Note: an example of a completed chaos analysis is given in the article Burma and Chaos - Updated. Also, the following analysis can be applied to any form and specific example of dictatorship.

For an understanding of the theory behind the questionnaire, please review the Introduction to Chaos Theory, and Chaos and Violence.

1. System
- What are the boundaries and general characteristics of the system that is subject to the dictatorship? What system requires global system change?
- Is there a larger system of which the dictatorial system forms a part, for which the defeat of the dictatorship is dependent on change in it?
- Are there any other global systems that influence the dictatorship, which through their actions increase or reduce its stability?

2. Equilibrium
- How strong is the dictatorship; what is the stability of its system equilibrium?
- What specific forces - power structures - maintain the equilibrium and give it its strength, both within the dictatorial system itself and within such other global systems?
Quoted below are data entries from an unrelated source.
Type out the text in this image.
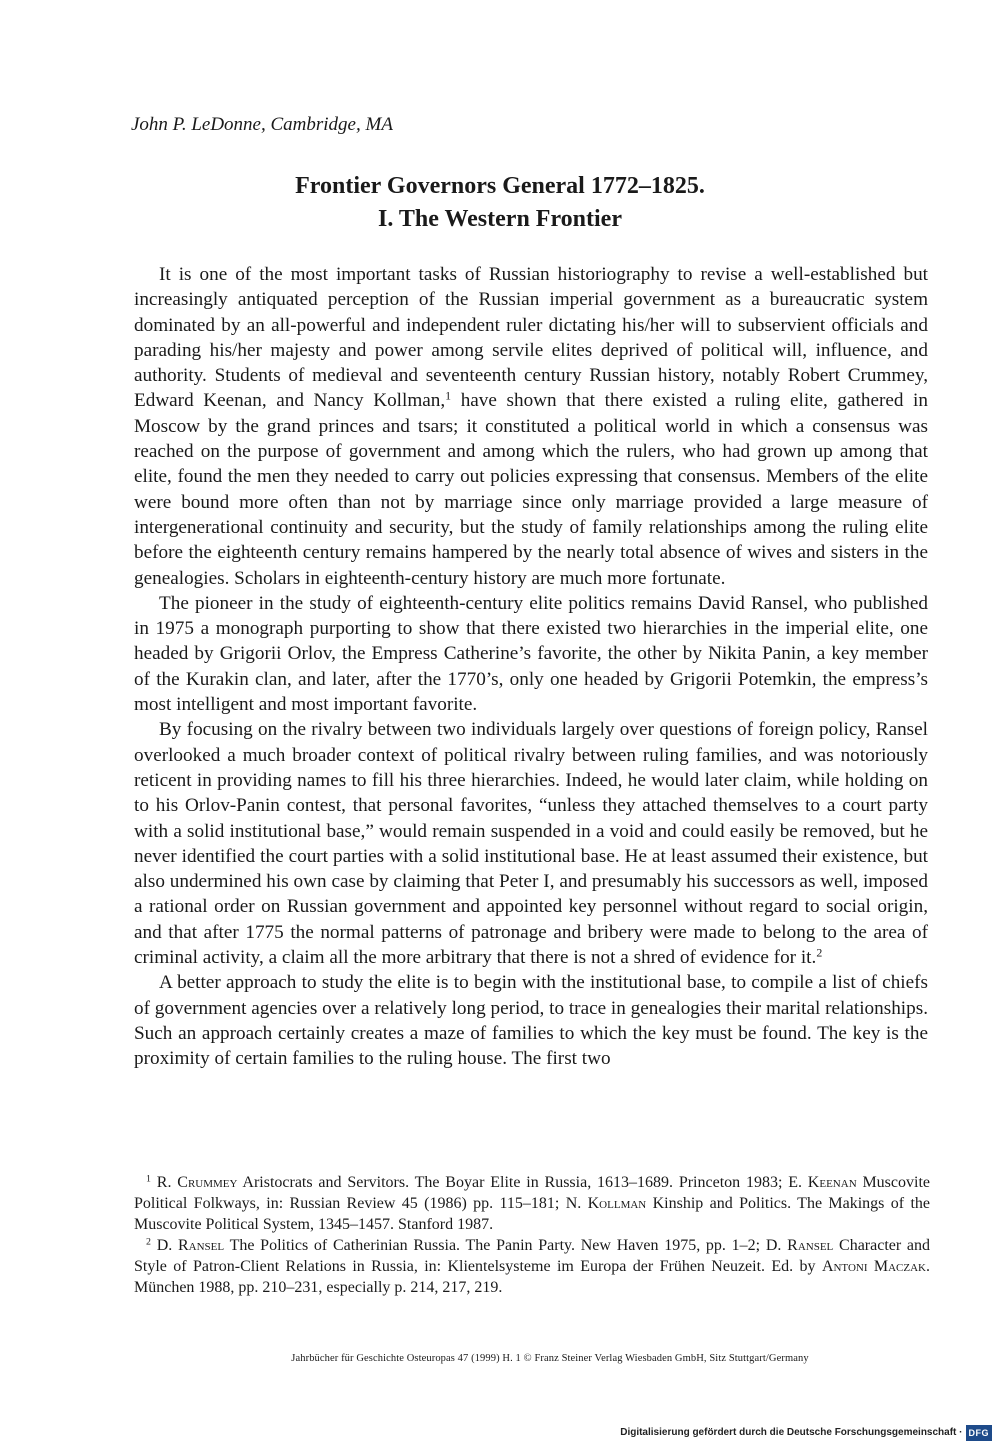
John P. LeDonne, Cambridge, MA
Frontier Governors General 1772–1825.
I. The Western Frontier

It is one of the most important tasks of Russian historiography to revise a well-established but increasingly antiquated perception of the Russian imperial government as a bureaucratic system dominated by an all-powerful and independent ruler dictating his/her will to subservient officials and parading his/her majesty and power among servile elites deprived of political will, influence, and authority. Students of medieval and seventeenth century Russian history, notably Robert Crummey, Edward Keenan, and Nancy Kollman,$^1$ have shown that there existed a ruling elite, gathered in Moscow by the grand princes and tsars; it constituted a political world in which a consensus was reached on the purpose of government and among which the rulers, who had grown up among that elite, found the men they needed to carry out policies expressing that consensus. Members of the elite were bound more often than not by marriage since only marriage provided a large measure of intergenerational continuity and security, but the study of family relationships among the ruling elite before the eighteenth century remains hampered by the nearly total absence of wives and sisters in the genealogies. Scholars in eighteenth-century history are much more fortunate.

The pioneer in the study of eighteenth-century elite politics remains David Ransel, who published in 1975 a monograph purporting to show that there existed two hierarchies in the imperial elite, one headed by Grigorii Orlov, the Empress Catherine’s favorite, the other by Nikita Panin, a key member of the Kurakin clan, and later, after the 1770’s, only one headed by Grigorii Potemkin, the empress’s most intelligent and most important favorite.

By focusing on the rivalry between two individuals largely over questions of foreign policy, Ransel overlooked a much broader context of political rivalry between ruling families, and was notoriously reticent in providing names to fill his three hierarchies. Indeed, he would later claim, while holding on to his Orlov-Panin contest, that personal favorites, “unless they attached themselves to a court party with a solid institutional base,” would remain suspended in a void and could easily be removed, but he never identified the court parties with a solid institutional base. He at least assumed their existence, but also undermined his own case by claiming that Peter I, and presumably his successors as well, imposed a rational order on Russian government and appointed key personnel without regard to social origin, and that after 1775 the normal patterns of patronage and bribery were made to belong to the area of criminal activity, a claim all the more arbitrary that there is not a shred of evidence for it.$^2$

A better approach to study the elite is to begin with the institutional base, to compile a list of chiefs of government agencies over a relatively long period, to trace in genealogies their marital relationships. Such an approach certainly creates a maze of families to which the key must be found. The key is the proximity of certain families to the ruling house. The first two

$^1$ R. Crummey Aristocrats and Servitors. The Boyar Elite in Russia, 1613–1689. Princeton 1983; E. Keenan Muscovite Political Folkways, in: Russian Review 45 (1986) pp. 115–181; N. Kollman Kinship and Politics. The Makings of the Muscovite Political System, 1345–1457. Stanford 1987.

$^2$ D. Ransel The Politics of Catherinian Russia. The Panin Party. New Haven 1975, pp. 1–2; D. Ransel Character and Style of Patron-Client Relations in Russia, in: Klientelsysteme im Europa der Frühen Neuzeit. Ed. by Antoni Maczak. München 1988, pp. 210–231, especially p. 214, 217, 219.

Jahrbücher für Geschichte Osteuropas 47 (1999) H. 1 © Franz Steiner Verlag Wiesbaden GmbH, Sitz Stuttgart/Germany
Digitalisierung gefördert durch die Deutsche Forschungsgemeinschaft · DFG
What attributes, policies, practices and conditions contribute to its stability?

3. Change
- If change requires a period of chaos and a phase transition, what are the different types of energy additions through which such chaos can be generated, and how much energy (how much chaos) is needed?
- What are the sources of such energy: the different groups, both internal and external, which are in opposition to the system’s own power structures?
- What specific steps or triggers could exert pressure on the system’s supporting power structures such that they break, and the overall system fails and chaos ensues?
- If chaos is created, what is required to ensure that a phase transition to democracy occurs, rather that a reversion to another form of dictatorship?

4. Prognosis
- What is the likelihood that such steps will be taken?
- What is the likelihood that the dictatorship will be defeated?
- What are the other possible outcomes, including a probability assessment for each?